There is momentum growing in state legislatures: "33 states introduced new bills [ncsl.org; Jan. 2, 2018; date accessed Jan. 3, 2018] this year on various aspects of driverless tech. To date, 20 states and Washington, D.C. have actually passed such laws." The federal government has also friended the AV future on a massive scale. This past September the U.S. Department of Transportation issued a landmark policy guidance (citylab.com; Sept. 15, 2017; date accessed Jan. 3, 2018) on AV development. Surprisingly, the House of Representatives unanimously passed the first federal law regulating autonomous vehicles.
Katie Pearce reports, "At the year's end, that bill is now stalled in the Senate, but it's implicate are huge, barring states and cities from setting 'unreasonable' restrictions on the rollout of AVs." A consistent national policy would override the existing hodgepodge of state and municipal regulations (Ibid; April 25, 2017)-potentially streamline tech growth (Ibid; May 14, 2017), but remove a city's ability to right-size. A new Brookings Institute report, Gauging Investment in self-driving cars by Cameron F. Kerry and Jack Karsten (brookings.edu; Oct. 16, 2017; date accessed Jan. 3, 2018) measured worldwide AV tech investment at $80 billion. This is a substantial amount that may grow as AV tech becomes more refined.
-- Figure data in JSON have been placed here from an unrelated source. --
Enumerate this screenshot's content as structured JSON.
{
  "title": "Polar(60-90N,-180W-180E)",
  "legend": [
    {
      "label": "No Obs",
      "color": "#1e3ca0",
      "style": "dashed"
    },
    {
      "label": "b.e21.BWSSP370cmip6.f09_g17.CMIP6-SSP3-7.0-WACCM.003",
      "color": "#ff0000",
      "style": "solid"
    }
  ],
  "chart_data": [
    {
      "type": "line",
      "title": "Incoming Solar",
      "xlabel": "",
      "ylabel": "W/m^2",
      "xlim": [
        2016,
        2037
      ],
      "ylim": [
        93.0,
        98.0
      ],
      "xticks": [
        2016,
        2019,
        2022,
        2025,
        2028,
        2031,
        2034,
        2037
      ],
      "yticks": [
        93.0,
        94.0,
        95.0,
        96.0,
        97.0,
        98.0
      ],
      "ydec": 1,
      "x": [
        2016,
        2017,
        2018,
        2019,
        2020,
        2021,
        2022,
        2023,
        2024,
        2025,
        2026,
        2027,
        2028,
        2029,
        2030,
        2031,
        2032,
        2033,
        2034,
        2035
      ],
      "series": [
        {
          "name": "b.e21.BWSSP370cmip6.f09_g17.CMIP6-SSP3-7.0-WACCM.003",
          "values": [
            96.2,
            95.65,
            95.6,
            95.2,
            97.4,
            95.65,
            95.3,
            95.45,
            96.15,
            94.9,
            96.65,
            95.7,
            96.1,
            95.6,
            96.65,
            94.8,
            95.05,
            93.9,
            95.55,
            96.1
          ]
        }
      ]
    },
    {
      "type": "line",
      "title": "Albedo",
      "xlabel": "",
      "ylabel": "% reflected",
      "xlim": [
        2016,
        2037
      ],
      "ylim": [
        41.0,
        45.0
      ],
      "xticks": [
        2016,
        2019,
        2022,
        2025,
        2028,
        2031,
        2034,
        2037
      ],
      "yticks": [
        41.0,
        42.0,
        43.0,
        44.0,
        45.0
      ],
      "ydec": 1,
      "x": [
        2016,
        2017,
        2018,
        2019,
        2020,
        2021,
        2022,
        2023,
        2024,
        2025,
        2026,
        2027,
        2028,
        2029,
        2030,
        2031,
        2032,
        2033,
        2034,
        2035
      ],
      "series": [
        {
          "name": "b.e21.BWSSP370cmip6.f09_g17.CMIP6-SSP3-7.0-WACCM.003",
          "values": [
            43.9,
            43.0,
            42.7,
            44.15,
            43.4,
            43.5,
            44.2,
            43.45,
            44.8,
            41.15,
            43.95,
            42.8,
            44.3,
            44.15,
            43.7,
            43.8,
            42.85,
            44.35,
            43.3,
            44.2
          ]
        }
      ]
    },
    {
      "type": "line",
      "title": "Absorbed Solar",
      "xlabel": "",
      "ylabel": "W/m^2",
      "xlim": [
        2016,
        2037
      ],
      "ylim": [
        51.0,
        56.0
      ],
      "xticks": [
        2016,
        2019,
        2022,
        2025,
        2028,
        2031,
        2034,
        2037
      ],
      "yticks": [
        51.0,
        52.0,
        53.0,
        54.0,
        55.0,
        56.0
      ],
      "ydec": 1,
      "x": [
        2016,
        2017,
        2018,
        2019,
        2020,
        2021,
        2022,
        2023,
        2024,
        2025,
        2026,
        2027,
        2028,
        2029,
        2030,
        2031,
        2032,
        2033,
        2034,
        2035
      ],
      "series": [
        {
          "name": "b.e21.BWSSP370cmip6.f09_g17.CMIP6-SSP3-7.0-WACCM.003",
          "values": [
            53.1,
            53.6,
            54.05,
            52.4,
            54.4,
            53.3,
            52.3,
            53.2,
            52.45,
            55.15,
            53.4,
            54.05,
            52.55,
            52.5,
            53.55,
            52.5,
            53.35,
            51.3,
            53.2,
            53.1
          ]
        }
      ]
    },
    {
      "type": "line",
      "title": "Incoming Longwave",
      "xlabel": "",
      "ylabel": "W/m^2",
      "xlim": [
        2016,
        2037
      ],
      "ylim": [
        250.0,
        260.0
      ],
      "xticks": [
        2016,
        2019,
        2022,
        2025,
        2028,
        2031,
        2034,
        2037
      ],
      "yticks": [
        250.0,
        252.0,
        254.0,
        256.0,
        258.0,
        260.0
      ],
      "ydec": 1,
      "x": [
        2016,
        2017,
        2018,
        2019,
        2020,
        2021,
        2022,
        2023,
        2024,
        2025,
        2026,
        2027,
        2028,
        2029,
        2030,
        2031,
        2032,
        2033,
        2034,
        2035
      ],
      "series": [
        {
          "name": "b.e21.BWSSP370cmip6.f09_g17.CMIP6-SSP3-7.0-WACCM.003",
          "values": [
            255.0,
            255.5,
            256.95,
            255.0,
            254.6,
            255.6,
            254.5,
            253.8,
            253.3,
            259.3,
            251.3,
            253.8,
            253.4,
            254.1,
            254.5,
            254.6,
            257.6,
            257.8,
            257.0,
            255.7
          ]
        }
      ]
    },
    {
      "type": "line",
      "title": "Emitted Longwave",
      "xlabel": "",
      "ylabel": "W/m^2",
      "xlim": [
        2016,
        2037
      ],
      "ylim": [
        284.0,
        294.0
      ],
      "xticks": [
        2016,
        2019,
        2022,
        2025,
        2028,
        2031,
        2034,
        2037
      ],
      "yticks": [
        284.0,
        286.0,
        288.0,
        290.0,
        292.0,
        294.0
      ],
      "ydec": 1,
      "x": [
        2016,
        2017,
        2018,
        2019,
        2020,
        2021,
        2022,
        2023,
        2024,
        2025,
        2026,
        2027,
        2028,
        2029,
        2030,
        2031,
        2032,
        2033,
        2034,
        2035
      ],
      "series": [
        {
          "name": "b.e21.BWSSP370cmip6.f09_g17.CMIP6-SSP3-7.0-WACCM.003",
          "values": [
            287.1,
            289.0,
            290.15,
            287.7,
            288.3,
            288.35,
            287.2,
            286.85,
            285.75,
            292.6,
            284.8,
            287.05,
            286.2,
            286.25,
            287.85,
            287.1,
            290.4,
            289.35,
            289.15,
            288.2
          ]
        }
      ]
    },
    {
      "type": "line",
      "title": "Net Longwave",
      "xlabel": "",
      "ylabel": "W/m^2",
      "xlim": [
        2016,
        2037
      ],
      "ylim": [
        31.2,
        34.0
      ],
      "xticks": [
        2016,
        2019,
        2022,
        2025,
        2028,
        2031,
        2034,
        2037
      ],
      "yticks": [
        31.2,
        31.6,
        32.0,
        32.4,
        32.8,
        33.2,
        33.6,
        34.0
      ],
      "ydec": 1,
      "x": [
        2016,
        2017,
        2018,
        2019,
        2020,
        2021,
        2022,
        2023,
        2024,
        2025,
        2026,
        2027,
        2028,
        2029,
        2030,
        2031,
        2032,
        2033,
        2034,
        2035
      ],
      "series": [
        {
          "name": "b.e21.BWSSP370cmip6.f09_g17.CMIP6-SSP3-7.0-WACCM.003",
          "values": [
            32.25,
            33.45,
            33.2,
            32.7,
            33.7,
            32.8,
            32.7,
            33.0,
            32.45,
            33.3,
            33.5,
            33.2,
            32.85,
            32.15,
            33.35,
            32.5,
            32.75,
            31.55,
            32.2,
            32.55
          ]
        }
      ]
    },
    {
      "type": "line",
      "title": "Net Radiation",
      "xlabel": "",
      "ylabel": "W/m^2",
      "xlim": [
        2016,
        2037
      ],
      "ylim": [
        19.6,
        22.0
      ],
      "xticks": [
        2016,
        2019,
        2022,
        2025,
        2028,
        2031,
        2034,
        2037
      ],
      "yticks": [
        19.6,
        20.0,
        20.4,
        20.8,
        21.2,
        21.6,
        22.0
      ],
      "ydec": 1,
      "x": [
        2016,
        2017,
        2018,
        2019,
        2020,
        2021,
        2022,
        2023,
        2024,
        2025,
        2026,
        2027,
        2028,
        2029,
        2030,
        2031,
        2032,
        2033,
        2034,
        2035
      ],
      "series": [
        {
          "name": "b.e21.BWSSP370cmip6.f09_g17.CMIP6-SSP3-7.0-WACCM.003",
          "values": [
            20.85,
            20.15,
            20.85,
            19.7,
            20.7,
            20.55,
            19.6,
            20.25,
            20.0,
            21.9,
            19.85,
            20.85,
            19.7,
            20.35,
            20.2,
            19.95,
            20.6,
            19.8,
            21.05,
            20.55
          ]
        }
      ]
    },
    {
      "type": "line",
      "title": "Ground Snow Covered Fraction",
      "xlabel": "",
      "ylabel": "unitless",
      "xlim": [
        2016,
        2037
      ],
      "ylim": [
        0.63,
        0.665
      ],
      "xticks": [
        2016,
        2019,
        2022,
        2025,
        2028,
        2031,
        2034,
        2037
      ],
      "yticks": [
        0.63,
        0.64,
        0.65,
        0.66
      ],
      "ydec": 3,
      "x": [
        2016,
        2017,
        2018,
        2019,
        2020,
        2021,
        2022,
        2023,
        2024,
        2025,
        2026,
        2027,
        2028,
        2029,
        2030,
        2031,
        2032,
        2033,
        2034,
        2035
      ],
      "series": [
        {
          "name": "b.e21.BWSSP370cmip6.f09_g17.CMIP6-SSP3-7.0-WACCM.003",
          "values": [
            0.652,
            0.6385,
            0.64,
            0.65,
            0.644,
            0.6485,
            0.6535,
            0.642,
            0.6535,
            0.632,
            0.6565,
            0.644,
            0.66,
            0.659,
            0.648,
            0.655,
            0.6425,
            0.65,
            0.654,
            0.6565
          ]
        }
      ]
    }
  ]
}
The key issue that companies like Tesla, GM, Ford, Waymo, and Uber must address is passenger safety concerns. Autonomous vehicles may sound like a great idea but unless the makers of of these cars can reasonably assure the public that they will get to where they want to go in a safe and timely manner, any and all investment-now or in the future-may be for naught.